As models scale in depth, batch size, and sequence length, etc, activation memory becomes an increasingly significant contributor to the overall memory usage. To help address this, PyTorch provides utilities for activation checkpointing, which reduce the number of saved tensors by recomputing them when needed, trading off memory usage for additional compute.
In this post, we’ll walk through the basics of what activation memory is, the high-level ideas behind existing activation checkpointing techniques, and also introduce some newer techniques that aim to improve flexibility and provide more optimization/automation out of the box.

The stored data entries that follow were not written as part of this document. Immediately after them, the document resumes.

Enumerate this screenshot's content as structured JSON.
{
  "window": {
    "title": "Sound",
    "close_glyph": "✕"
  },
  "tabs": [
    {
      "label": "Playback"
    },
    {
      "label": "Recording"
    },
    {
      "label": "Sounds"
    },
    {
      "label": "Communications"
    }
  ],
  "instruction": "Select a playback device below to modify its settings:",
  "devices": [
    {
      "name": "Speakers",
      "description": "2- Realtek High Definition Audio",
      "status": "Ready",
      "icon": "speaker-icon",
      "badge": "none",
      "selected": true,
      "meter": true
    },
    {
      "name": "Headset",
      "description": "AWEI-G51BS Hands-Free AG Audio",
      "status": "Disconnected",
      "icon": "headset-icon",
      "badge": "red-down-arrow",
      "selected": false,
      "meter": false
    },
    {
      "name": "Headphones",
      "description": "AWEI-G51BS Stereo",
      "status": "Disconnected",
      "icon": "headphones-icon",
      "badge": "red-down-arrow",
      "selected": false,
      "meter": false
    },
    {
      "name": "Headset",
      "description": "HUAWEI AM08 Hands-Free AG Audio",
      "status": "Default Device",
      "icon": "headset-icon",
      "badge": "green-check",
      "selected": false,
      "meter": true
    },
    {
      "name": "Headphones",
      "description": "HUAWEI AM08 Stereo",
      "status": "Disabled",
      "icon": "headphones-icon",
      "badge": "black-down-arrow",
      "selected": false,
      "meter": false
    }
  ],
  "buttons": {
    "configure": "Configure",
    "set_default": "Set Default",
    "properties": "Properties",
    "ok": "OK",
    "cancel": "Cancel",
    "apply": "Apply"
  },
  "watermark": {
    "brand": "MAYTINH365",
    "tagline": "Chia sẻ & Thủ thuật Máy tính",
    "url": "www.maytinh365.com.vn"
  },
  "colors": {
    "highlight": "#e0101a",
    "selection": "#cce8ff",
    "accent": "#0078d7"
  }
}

As we look at these techniques, we’ll compare how these methods fit into a speed vs. memory trade-off diagram and hopefully provide some insight on how to choose the right strategy for your use case.
(If you prefer to jump straight to the new APIs, please skip ahead to the “Selective Activation Checkpoint” and “Memory Budget API” sections below.)
Activation Memory Basics
By default, in eager mode (rather than using torch.compile), PyTorch’s autograd preserves intermediate activations for backward computation. For example, if you call sin on a tensor x during the forward pass, autograd must remember x to compute cos(x) during backward.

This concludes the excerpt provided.